The main issue, according to Hill, is that the current mobile infrastructure as a whole is not well architected for data. In his own words, the “architecture is wrong.” Sketching out the key components in the core network of a mobile phone provider, he highlighted the many pieces of hardware necessary to process and route data coming in from the cell towers.

In a nutshell, the current solution doesn’t scale well, forcing mobile phone providers to purchase a lot of expensive equipment just to sustain the “tsunami” of data flowing through the core network. Unfortunately, this exponential deluge of data means that it is a losing proposition for mobile providers that typically sell data packages at a flat monthly rate and is a somber reality faced by mobile operators around the world.

On a side note, Stoke is currently working what the company calls a “Mobile Data Offload” appliance to address this issue. The idea is to create a transparent device that will allow data to circumvent the core network. Hill says that the prototype will be out by mid-October, and the solution should be launched in the first quarter of 2010.

Individual data usage

In the course of our meeting, I gleaned an interesting nugget of information pertaining to individual data usage. According to Hill, the average amount of mobile data transferred by a mobile broadband user — laptops via a USB dongle — clocks in at a staggering 3.5GB per month. Obviously, data usage on smartphones will be much lower, though it is not hard to imagine why the iPhone with its superior browser is easily the champion guzzler of data bandwidth.

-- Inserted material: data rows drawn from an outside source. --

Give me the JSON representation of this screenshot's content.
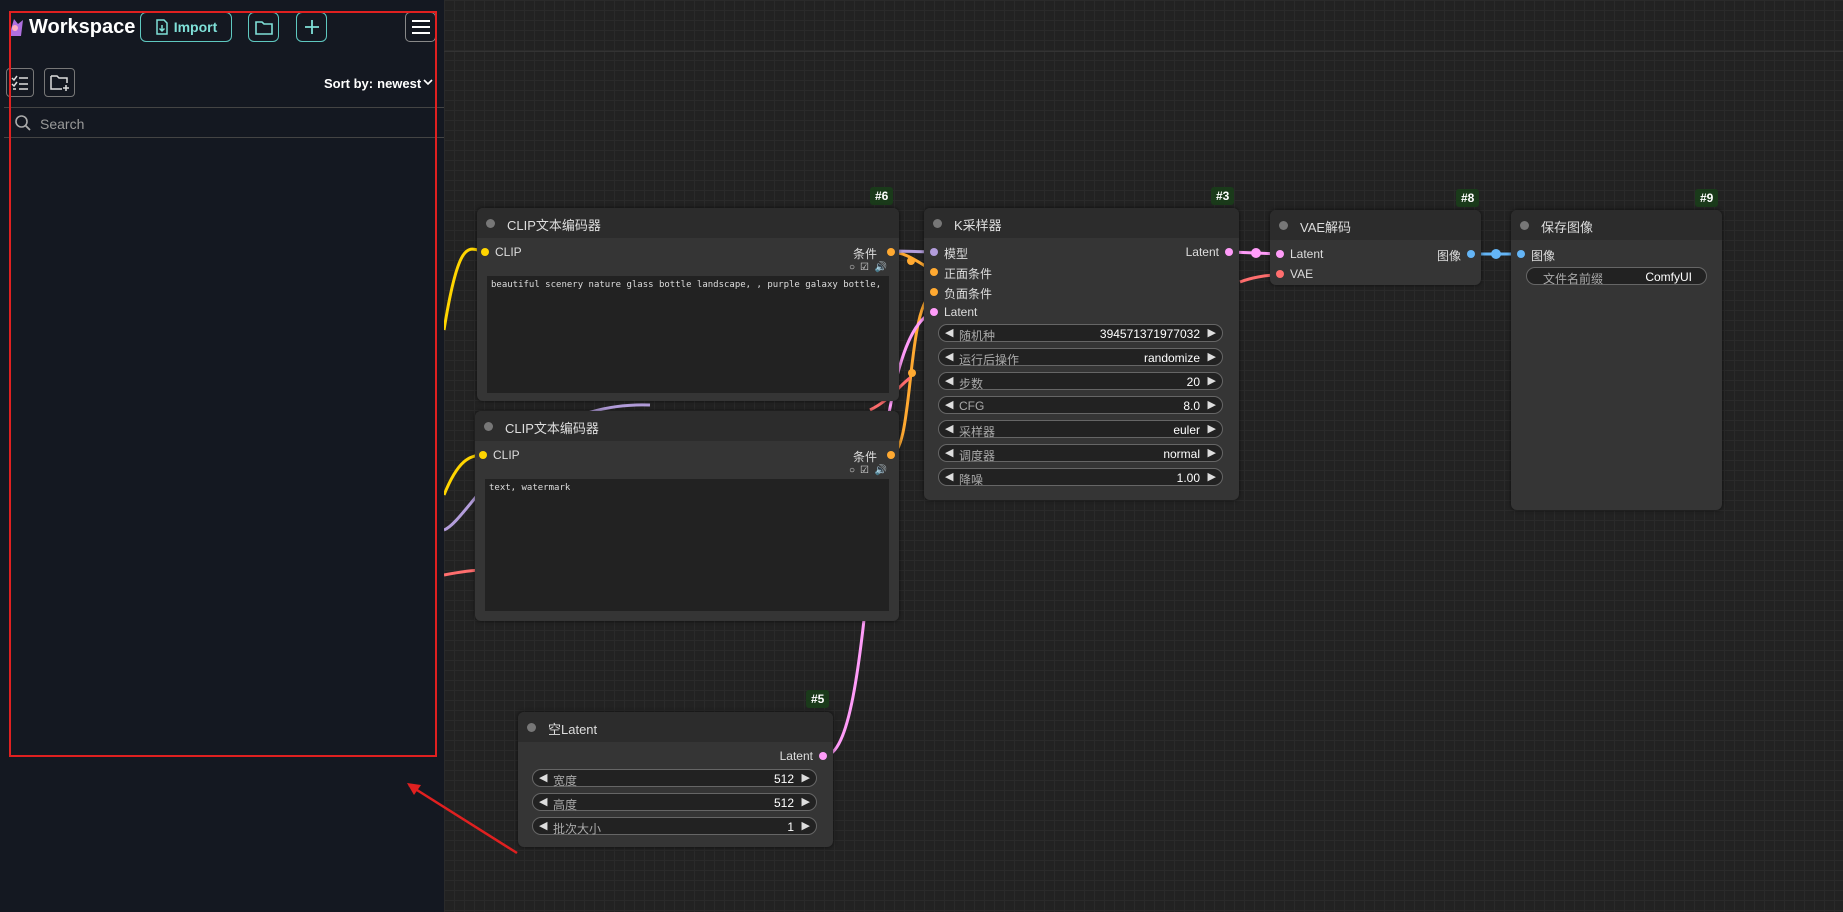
{
  "sidebar": {
    "title": "Workspace",
    "import_label": "Import",
    "sort_label": "Sort by:",
    "sort_value": "newest",
    "search_placeholder": "Search"
  },
  "nodes": {
    "clip1": {
      "badge": "#6",
      "title": "CLIP文本编码器",
      "in": "CLIP",
      "out": "条件",
      "text": "beautiful scenery nature glass bottle landscape, , purple galaxy bottle,"
    },
    "clip2": {
      "badge": "",
      "title": "CLIP文本编码器",
      "in": "CLIP",
      "out": "条件",
      "text": "text, watermark"
    },
    "ksampler": {
      "badge": "#3",
      "title": "K采样器",
      "inputs": [
        "模型",
        "正面条件",
        "负面条件",
        "Latent"
      ],
      "out": "Latent",
      "widgets": [
        {
          "label": "随机种",
          "value": "394571371977032"
        },
        {
          "label": "运行后操作",
          "value": "randomize"
        },
        {
          "label": "步数",
          "value": "20"
        },
        {
          "label": "CFG",
          "value": "8.0"
        },
        {
          "label": "采样器",
          "value": "euler"
        },
        {
          "label": "调度器",
          "value": "normal"
        },
        {
          "label": "降噪",
          "value": "1.00"
        }
      ]
    },
    "vae": {
      "badge": "#8",
      "title": "VAE解码",
      "inputs": [
        "Latent",
        "VAE"
      ],
      "out": "图像"
    },
    "save": {
      "badge": "#9",
      "title": "保存图像",
      "in": "图像",
      "widget": {
        "label": "文件名前缀",
        "value": "ComfyUI"
      }
    },
    "empty": {
      "badge": "#5",
      "title": "空Latent",
      "out": "Latent",
      "widgets": [
        {
          "label": "宽度",
          "value": "512"
        },
        {
          "label": "高度",
          "value": "512"
        },
        {
          "label": "批次大小",
          "value": "1"
        }
      ]
    }
  },
  "colors": {
    "clip": "#ffd500",
    "cond": "#ffa931",
    "model": "#b39ddb",
    "latent": "#ff9cf9",
    "vae": "#ff6e6e",
    "image": "#64b5f6",
    "accent": "#5fc8c0",
    "highlight": "#e02020"
  }
}
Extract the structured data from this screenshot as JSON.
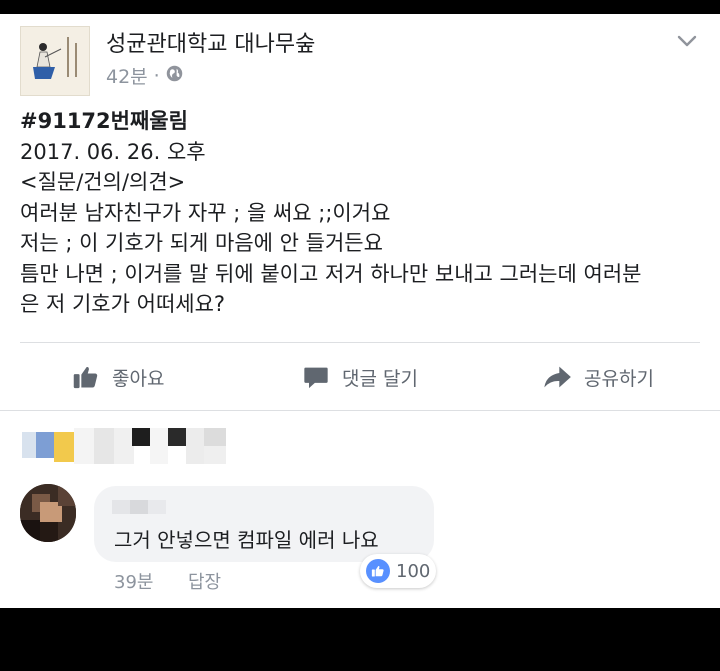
{
  "post": {
    "page_name": "성균관대학교 대나무숲",
    "time": "42분",
    "dot": "·",
    "privacy_icon": "globe-icon",
    "menu_icon": "chevron-down-icon",
    "lines": [
      "#91172번째울림",
      "2017. 06. 26. 오후",
      "<질문/건의/의견>",
      "여러분 남자친구가 자꾸 ; 을 써요 ;;이거요",
      "저는 ; 이 기호가 되게 마음에 안 들거든요",
      "틈만 나면 ; 이거를 말 뒤에 붙이고 저거 하나만 보내고 그러는데 여러분",
      "은 저 기호가 어떠세요?"
    ]
  },
  "actions": {
    "like_label": "좋아요",
    "comment_label": "댓글 달기",
    "share_label": "공유하기",
    "like_icon": "thumbs-up-icon",
    "comment_icon": "comment-icon",
    "share_icon": "share-arrow-icon"
  },
  "comment": {
    "text": "그거 안넣으면 컴파일 에러 나요",
    "time": "39분",
    "reply_label": "답장",
    "likes": "100"
  },
  "colors": {
    "text_primary": "#1c1e21",
    "text_secondary": "#606770",
    "meta": "#8d949e",
    "like_blue": "#5890ff",
    "bubble": "#f2f3f5"
  }
}
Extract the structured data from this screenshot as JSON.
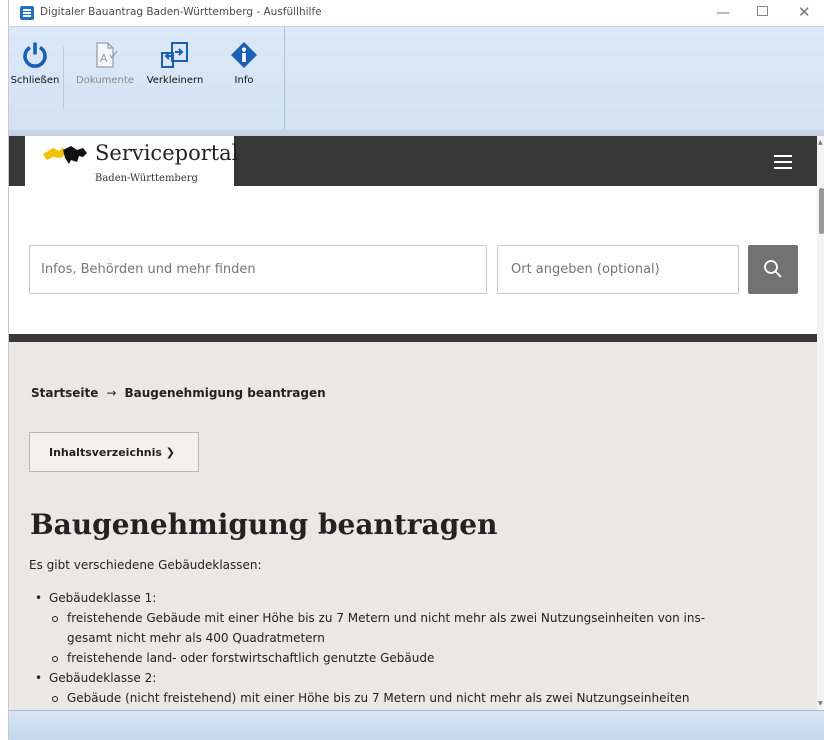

Anyway, 3.5GB of data per month is a lot when you think about it and definitely worth taking into consideration if you intend to travel with a data dongle or plan to tether your smartphone but not on an unlimited plan.

So what does these all mean for IT professionals?

Much as there is a definite convergence in terms of mobile data and the traditional computer network, it is important to recognize the current architecture bottlenecks inherent to mobile data networks.

As such, it is important not to treat the mobile network as we would with, say, a dedicated leased line. As mobile providers re-architect their core networks to be more data-centric and efficient, the situation will probably evolve and improve over time. For now, though, it might make sense to acquire smartphones with Wi-Fi as a fall back for data-intensive or time-sensitive applications.

What kind of data usage do you normally use your smartphones for? Have you ever been stymied by poor mobile data performance?